Releasing the latest update of its bi-annual financial stability review, the European Central Bank (ECB) has added its voice to those of other major financial institutions warning of the potential volatility associated with cryptocurrency investment.
According to the ECB, beyond core markets, some more exotic market segments, such as crypto-asset markets, also remain subject to speculative bouts of volatility, with the growing popularity of stablecoins increasing interlinkages between crypto-asset and conventional financial markets.
In his foreword to the latest review, Luis de Guindos, vice-president of the ECB, noted that the recent economic recovery in the euro area has also brought a recovery in corporate activity that has reduced many of the worst fears about economic scarring and rising credit risk.
Instead, he said, risks of high rates of corporate defaults and bank losses are now significantly lower than six months ago. Across the euro area, he added, reliance on policy support schemes has been shifting and a number of schemes have expired without creating disruption.
Nonetheless, de Guindos raised several key areas of concern, noting that risks stemming from the pandemic have not disappeared entirely, not least because vaccination progress has remained slow in many areas of the world, while global supply chain pressures and rising energy prices pose new challenges to the strength of the recovery and the outlook for inflation.

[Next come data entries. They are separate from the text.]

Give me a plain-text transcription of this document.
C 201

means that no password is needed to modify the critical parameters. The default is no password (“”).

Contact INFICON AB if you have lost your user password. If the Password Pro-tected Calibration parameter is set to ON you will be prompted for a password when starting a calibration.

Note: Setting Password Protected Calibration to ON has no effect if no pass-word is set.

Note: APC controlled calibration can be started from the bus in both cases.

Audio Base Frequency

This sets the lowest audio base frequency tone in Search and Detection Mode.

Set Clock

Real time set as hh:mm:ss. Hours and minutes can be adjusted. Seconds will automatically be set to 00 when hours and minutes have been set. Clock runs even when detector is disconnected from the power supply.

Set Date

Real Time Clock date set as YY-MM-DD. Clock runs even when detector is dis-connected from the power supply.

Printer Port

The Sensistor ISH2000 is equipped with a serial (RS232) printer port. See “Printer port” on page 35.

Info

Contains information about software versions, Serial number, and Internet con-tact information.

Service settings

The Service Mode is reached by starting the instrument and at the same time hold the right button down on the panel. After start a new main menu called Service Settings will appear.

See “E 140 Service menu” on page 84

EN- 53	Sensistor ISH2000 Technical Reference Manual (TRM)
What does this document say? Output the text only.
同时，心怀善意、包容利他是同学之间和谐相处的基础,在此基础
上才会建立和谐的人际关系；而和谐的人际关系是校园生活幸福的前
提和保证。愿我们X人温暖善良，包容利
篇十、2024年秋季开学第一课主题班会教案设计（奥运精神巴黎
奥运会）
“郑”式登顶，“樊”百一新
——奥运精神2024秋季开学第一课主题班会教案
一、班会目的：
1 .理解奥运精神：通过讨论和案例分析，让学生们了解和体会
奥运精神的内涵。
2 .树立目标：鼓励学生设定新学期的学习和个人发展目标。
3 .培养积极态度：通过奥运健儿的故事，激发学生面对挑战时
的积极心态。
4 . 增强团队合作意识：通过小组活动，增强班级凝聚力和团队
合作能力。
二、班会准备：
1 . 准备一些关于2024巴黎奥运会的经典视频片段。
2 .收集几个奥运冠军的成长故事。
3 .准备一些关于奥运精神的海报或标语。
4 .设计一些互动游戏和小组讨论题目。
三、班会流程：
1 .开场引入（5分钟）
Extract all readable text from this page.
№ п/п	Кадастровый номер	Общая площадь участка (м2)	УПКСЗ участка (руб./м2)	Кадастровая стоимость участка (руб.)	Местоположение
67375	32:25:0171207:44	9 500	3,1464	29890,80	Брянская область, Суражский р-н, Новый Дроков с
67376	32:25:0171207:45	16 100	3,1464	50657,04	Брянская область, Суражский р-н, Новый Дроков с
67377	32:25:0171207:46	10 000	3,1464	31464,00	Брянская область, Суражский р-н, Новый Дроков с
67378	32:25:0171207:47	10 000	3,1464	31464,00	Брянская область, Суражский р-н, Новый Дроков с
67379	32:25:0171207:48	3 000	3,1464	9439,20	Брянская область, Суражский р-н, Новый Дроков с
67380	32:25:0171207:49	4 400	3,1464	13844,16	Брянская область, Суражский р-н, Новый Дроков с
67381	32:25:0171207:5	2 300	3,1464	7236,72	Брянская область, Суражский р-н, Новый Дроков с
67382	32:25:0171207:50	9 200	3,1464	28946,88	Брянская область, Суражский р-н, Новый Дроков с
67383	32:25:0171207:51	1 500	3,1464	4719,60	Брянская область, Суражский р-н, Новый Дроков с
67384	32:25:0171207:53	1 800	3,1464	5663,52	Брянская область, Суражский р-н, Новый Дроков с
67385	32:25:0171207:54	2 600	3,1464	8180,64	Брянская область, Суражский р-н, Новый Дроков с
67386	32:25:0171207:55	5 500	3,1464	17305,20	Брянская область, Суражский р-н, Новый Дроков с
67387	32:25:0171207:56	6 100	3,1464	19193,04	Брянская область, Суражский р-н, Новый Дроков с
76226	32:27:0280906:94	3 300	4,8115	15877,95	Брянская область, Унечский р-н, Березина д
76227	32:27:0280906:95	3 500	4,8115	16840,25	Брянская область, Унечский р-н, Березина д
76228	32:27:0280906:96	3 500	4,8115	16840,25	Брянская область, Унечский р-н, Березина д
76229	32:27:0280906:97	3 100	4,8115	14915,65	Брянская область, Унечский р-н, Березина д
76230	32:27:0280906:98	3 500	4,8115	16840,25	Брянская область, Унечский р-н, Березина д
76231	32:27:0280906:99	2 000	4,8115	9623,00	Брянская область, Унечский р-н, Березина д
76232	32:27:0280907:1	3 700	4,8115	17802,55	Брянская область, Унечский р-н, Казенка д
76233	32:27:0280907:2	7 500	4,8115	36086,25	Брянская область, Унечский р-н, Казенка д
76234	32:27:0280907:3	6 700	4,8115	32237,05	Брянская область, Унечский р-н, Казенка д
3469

Pandemic-related losses are likely to continue materialising for some time, amid a legacy of higher debt, he suggested.
“Meanwhile, a number of vulnerabilities have intensified,” he added.
“The markets for equity and risky assets have maintained their striking buoyancy, making them more susceptible to corrections. There have been examples of established market players exploring more novel and more exotic investments. In parallel, euro area housing markets have expanded rapidly, with little indication that lending standards are tightening in response.”